The fund will support projects in Cottonwood’s special situations investment category, which includes capital vehicles that require financial restructuring. The funds also will support projects with real estate credit, Shing said, and more selectively real estate equities.
Midyear outlook
“Our target is U.S. real estate in high-growth and gateway cities,” Shing said. “Reinvesting is permissible if the opportunity set continues to be ripe.”
In its 2025 Midyear in Review, Cottonwood said that commercial real estate for the rest of the current year will be one shaped by “slow real growth combined with persistent inflation.”
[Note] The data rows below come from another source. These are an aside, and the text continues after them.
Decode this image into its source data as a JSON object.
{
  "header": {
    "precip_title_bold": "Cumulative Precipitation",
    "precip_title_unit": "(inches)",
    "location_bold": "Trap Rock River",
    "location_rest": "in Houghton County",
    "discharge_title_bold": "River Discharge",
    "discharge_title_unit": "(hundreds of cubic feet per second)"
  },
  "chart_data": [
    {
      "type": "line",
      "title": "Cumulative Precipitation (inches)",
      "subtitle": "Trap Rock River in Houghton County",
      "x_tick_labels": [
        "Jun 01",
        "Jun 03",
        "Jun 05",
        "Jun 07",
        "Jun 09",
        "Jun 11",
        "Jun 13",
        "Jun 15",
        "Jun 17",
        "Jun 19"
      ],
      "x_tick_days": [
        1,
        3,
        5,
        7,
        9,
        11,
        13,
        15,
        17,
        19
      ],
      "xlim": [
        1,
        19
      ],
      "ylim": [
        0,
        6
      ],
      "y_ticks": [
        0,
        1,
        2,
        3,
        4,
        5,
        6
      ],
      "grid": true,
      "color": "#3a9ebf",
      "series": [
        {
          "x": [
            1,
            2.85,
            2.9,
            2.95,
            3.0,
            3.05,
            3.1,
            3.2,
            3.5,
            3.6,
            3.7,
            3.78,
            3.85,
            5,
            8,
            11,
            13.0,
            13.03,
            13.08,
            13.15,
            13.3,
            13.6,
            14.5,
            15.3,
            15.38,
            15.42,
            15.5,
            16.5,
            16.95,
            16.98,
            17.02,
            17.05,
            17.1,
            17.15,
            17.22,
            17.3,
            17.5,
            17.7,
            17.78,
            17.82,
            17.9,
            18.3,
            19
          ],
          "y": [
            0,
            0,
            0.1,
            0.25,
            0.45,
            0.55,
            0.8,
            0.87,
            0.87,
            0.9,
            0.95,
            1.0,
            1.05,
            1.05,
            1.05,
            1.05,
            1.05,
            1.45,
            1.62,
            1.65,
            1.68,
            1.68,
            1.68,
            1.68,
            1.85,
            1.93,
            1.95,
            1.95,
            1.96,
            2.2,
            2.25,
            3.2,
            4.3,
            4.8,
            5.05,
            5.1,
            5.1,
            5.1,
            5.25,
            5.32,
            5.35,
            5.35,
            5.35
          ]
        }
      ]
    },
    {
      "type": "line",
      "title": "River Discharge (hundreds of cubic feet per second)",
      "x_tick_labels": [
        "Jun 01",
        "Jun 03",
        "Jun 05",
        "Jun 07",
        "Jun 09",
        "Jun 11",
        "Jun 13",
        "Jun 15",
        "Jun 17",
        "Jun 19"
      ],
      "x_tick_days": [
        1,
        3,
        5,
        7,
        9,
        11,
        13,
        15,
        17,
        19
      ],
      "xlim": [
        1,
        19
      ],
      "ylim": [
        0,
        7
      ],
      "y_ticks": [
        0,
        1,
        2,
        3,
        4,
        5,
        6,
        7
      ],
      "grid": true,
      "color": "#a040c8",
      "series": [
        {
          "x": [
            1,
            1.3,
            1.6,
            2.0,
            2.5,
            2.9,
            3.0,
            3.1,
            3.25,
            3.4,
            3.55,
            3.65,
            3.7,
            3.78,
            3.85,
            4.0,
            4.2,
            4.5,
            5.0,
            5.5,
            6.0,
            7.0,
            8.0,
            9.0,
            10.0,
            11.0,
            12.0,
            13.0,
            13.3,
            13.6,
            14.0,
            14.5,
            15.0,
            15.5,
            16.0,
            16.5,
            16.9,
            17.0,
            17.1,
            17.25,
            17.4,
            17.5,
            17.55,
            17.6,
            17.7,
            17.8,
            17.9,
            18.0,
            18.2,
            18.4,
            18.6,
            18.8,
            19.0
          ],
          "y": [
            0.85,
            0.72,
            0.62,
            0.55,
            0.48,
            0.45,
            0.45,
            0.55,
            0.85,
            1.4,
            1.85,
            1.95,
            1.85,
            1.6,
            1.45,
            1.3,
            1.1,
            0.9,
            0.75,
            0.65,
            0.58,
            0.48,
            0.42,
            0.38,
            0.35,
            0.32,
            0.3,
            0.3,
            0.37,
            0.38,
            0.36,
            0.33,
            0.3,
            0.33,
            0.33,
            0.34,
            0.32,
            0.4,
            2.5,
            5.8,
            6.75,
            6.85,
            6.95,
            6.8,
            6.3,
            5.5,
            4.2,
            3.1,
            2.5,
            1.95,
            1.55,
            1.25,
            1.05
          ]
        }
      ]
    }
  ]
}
“We are positioning our portfolio as follows: 70% to credit opportunities, 20% to structured equity and preferred instruments, and 10% to opportunistic equity. Our highest conviction lies in multifamily assets in infill locations, value-add retail with experiential overlays, and industrial facilities near Tier 2 metros with supportive infrastructure investment,” the company said in its report released Aug. 12.
“Conversely, we are steering clear of high-vacancy urban offices without a clear conversion plan, ground-up multifamily in oversupplied zones, and long-duration fixed assets lacking visibility on exit or refinance,” the company said.
Cottonwood has invested in some high-profile real estate deals in the Los Angeles area. In 2022, it closed a $62 million loan for 8850 Sunset Boulevard, a mixed-use project that included condominiums, a hotel and a redesign of the popular nightclub Viper Room.